I tried to investigate the cause of this issue.
In those cases, using
HadoopFsRelation to read HUDI source, and Spark JoinSelection would call HadoopFsRelation#sizeInBytes to estimate the relation size to decide whether use broadcast join or not. And HadoopFsRelation#sizeInBytes would call HoodieFileIndex#sizeInBytes. But at the moment, no partitions are loaded because using default lazy Hudi's file-index implementation's file listing mode. So FileIndex#cachedAllInputFileSlices is an empty map, then HadoopFsRelation#sizeInBytes returns 0, it caused the suboptimal join plan.
After apply HUDI-6941, more cases could enabled lazy list mode by default, so the issue has become more frequent.
@xuzifu666 @codope Please help me confirm whether my analysis of this issue is correct. Is the FileIndex#sizeInBytes better to return the Long.MAX instead of 0 if FileIndex has not done partition pruning yet?

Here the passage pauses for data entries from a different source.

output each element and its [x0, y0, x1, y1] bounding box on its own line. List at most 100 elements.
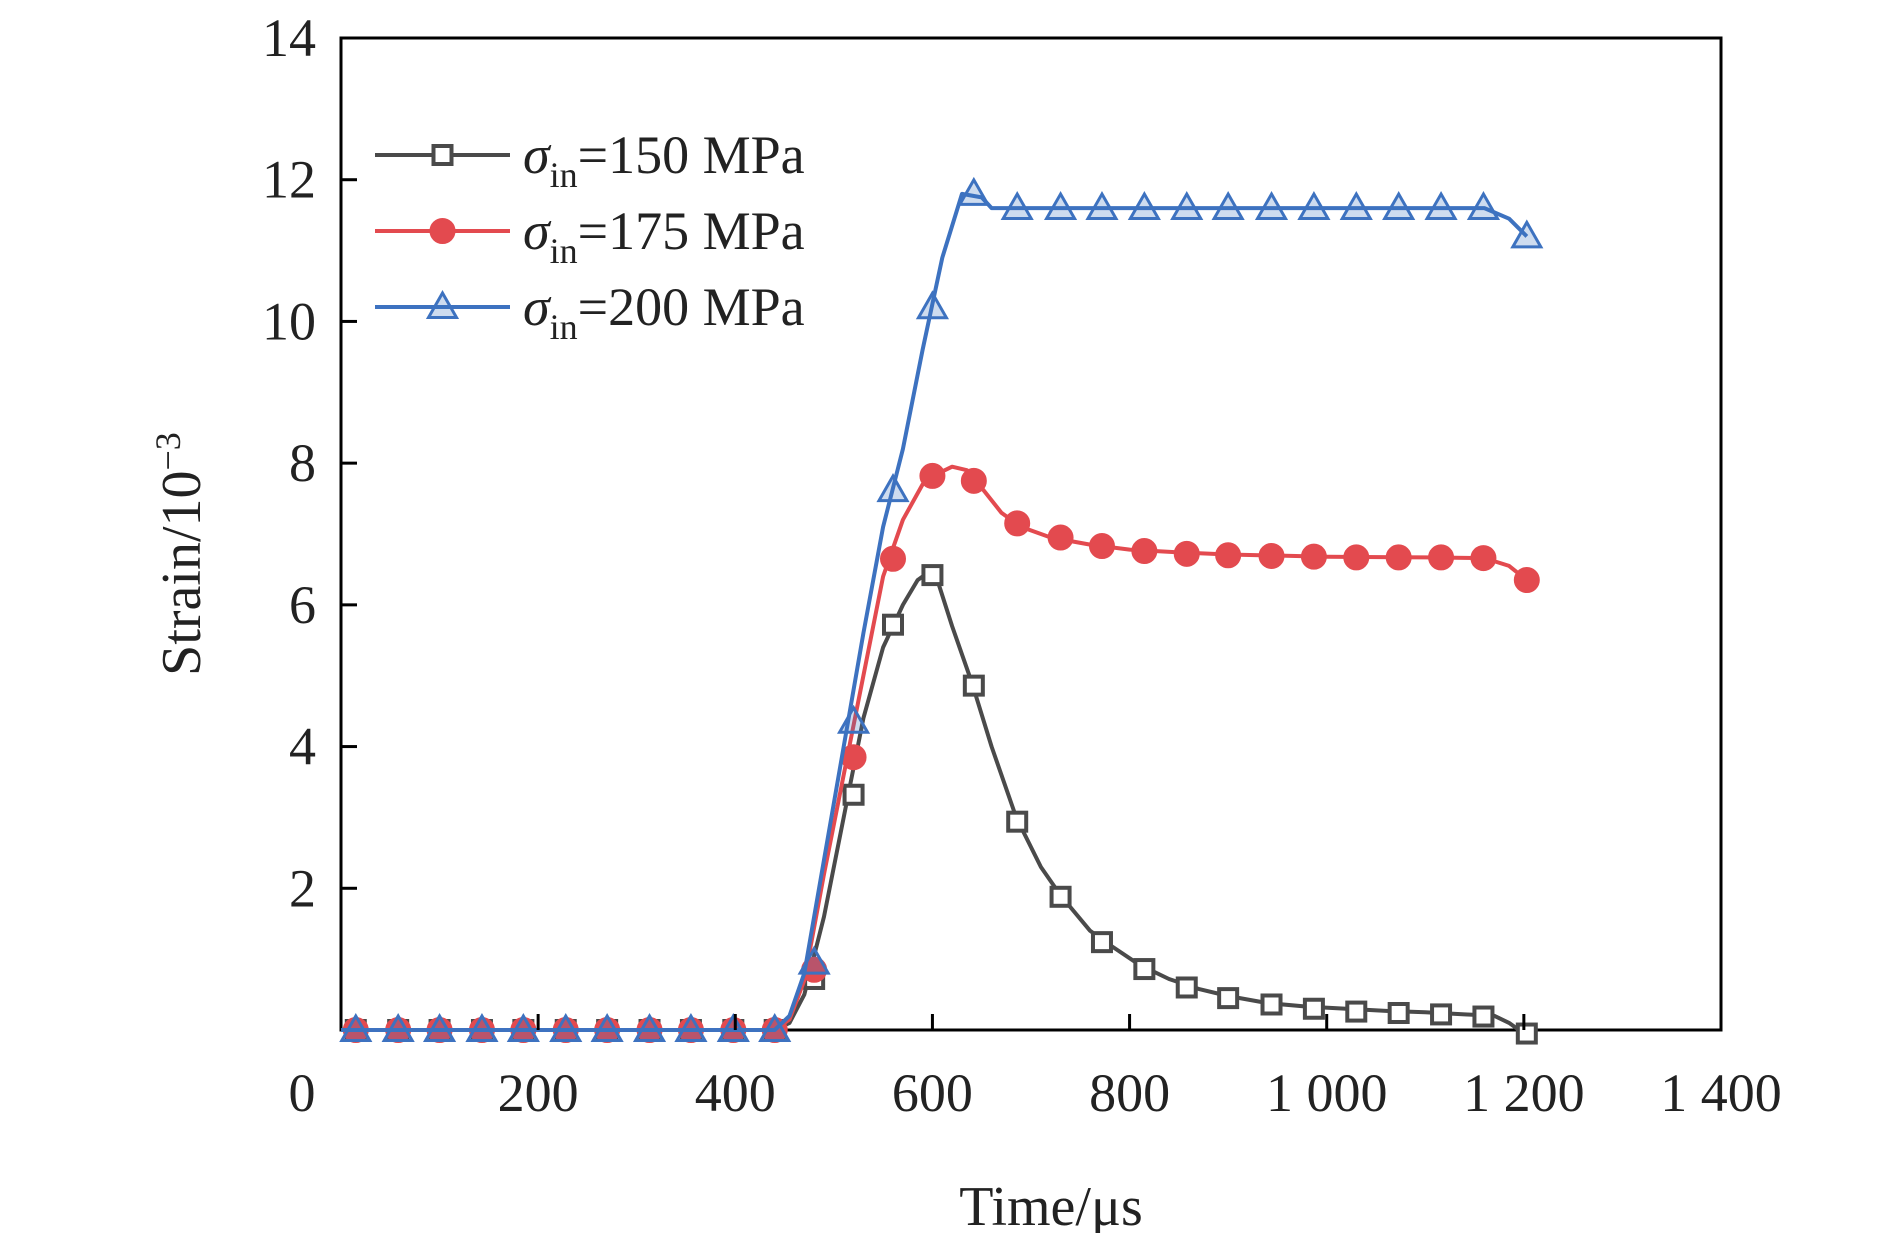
series-line: [341, 191, 1529, 1032]
data-point: [758, 1012, 792, 1042]
x-tick-label: 400: [695, 1063, 776, 1123]
legend-subscript: in: [550, 307, 578, 347]
data-point: [921, 564, 944, 587]
data-point: [960, 467, 987, 494]
data-point: [1127, 191, 1161, 221]
y-tick-label: 10: [262, 291, 316, 351]
x-tick-label: 1 400: [1660, 1063, 1782, 1123]
data-point: [1387, 1001, 1410, 1024]
data-point: [549, 1012, 583, 1042]
data-point: [876, 473, 910, 503]
data-point: [836, 704, 871, 734]
data-point: [1470, 545, 1497, 572]
data-point: [882, 613, 904, 636]
x-tick-label: 0: [289, 1063, 316, 1123]
data-point: [422, 1012, 457, 1042]
legend-item: σin=175 MPa: [375, 201, 805, 271]
legend-subscript: in: [550, 155, 578, 195]
data-point: [381, 1012, 415, 1042]
data-point: [1258, 542, 1285, 569]
data-point: [1090, 931, 1113, 954]
legend-value: =175 MPa: [578, 201, 805, 261]
data-point: [1424, 191, 1458, 221]
y-tick-label: 6: [289, 575, 316, 635]
plot-border: [339, 36, 1723, 1032]
data-point: [1297, 191, 1331, 221]
legend-item: σin=150 MPa: [375, 125, 805, 195]
y-axis-title-base: Strain/10: [151, 470, 213, 675]
y-tick-label: 4: [289, 717, 316, 777]
data-point: [1215, 542, 1242, 569]
data-point: [1339, 191, 1373, 221]
series-2: [341, 462, 1540, 1043]
data-point: [1088, 533, 1115, 560]
data-point: [1047, 524, 1074, 551]
data-point: [1382, 191, 1416, 221]
data-point: [1085, 191, 1119, 221]
legend-subscript: in: [550, 231, 578, 271]
data-point: [1472, 1005, 1495, 1028]
series-line: [341, 571, 1526, 1036]
legend-marker: [431, 144, 454, 166]
data-point: [1430, 1003, 1453, 1026]
data-point: [1466, 191, 1501, 221]
legend-value: =200 MPa: [578, 277, 805, 337]
data-point: [1000, 191, 1034, 221]
data-point: [1131, 538, 1158, 565]
plot-area: [339, 36, 1723, 1032]
data-point: [1343, 544, 1370, 571]
data-point: [1513, 567, 1540, 594]
data-point: [1428, 544, 1455, 571]
data-point: [1133, 958, 1156, 981]
data-point: [1004, 510, 1031, 537]
data-point: [1385, 544, 1412, 571]
legend-symbol: σ: [523, 125, 552, 185]
data-point: [1211, 191, 1245, 221]
data-point: [339, 1012, 373, 1042]
data-point: [957, 176, 991, 206]
y-axis-title-exponent: −3: [148, 432, 188, 470]
data-point: [632, 1012, 667, 1042]
data-point: [716, 1012, 750, 1042]
data-point: [1510, 219, 1544, 249]
legend-symbol: σ: [523, 277, 552, 337]
y-tick-label: 14: [262, 8, 316, 68]
data-point: [465, 1012, 499, 1042]
data-point: [1175, 976, 1198, 999]
data-point: [962, 674, 985, 697]
data-point: [1254, 191, 1289, 221]
data-point: [880, 545, 906, 572]
x-tick-label: 800: [1089, 1063, 1170, 1123]
data-point: [1006, 810, 1029, 833]
legend-label: σin=150 MPa: [523, 125, 805, 195]
x-tick-label: 200: [498, 1063, 579, 1123]
series-3: [339, 176, 1544, 1042]
legend-value: =150 MPa: [578, 125, 805, 185]
data-point: [1043, 191, 1078, 221]
x-tick-label: 1 000: [1266, 1063, 1388, 1123]
legend-marker: [429, 218, 456, 244]
data-point: [1345, 1000, 1368, 1023]
data-point: [797, 945, 831, 975]
legend-label: σin=175 MPa: [523, 201, 805, 271]
legend-symbol: σ: [523, 201, 552, 261]
data-point: [1260, 993, 1283, 1016]
data-point: [674, 1012, 708, 1042]
y-tick-label: 8: [289, 433, 316, 493]
legend-marker: [425, 289, 460, 319]
x-tick-label: 1 200: [1463, 1063, 1585, 1123]
legend-label: σin=200 MPa: [523, 277, 805, 347]
data-point: [919, 462, 946, 489]
data-point: [590, 1012, 624, 1042]
data-point: [1515, 1022, 1538, 1045]
series-layer: [339, 176, 1544, 1045]
data-point: [1049, 885, 1072, 908]
data-point: [506, 1012, 540, 1042]
data-point: [1302, 997, 1325, 1020]
data-point: [842, 783, 865, 806]
y-tick-label: 2: [289, 858, 316, 918]
y-tick-label: 12: [262, 150, 316, 210]
legend-item: σin=200 MPa: [375, 277, 805, 347]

Already find the root cause: the query job does not set extensions as HoodieSparkSessionExtension, so the HoodiePruneFileSourcePartitions is not taking effect.
BTW, should we use an overestimate size than 0 in HoodieFileIndex#sizeInBytes for those query jobs which forget set HoodieSparkSessionExtension, to avoid broadcast a very large HUDI table, like this patch commit#be9cf?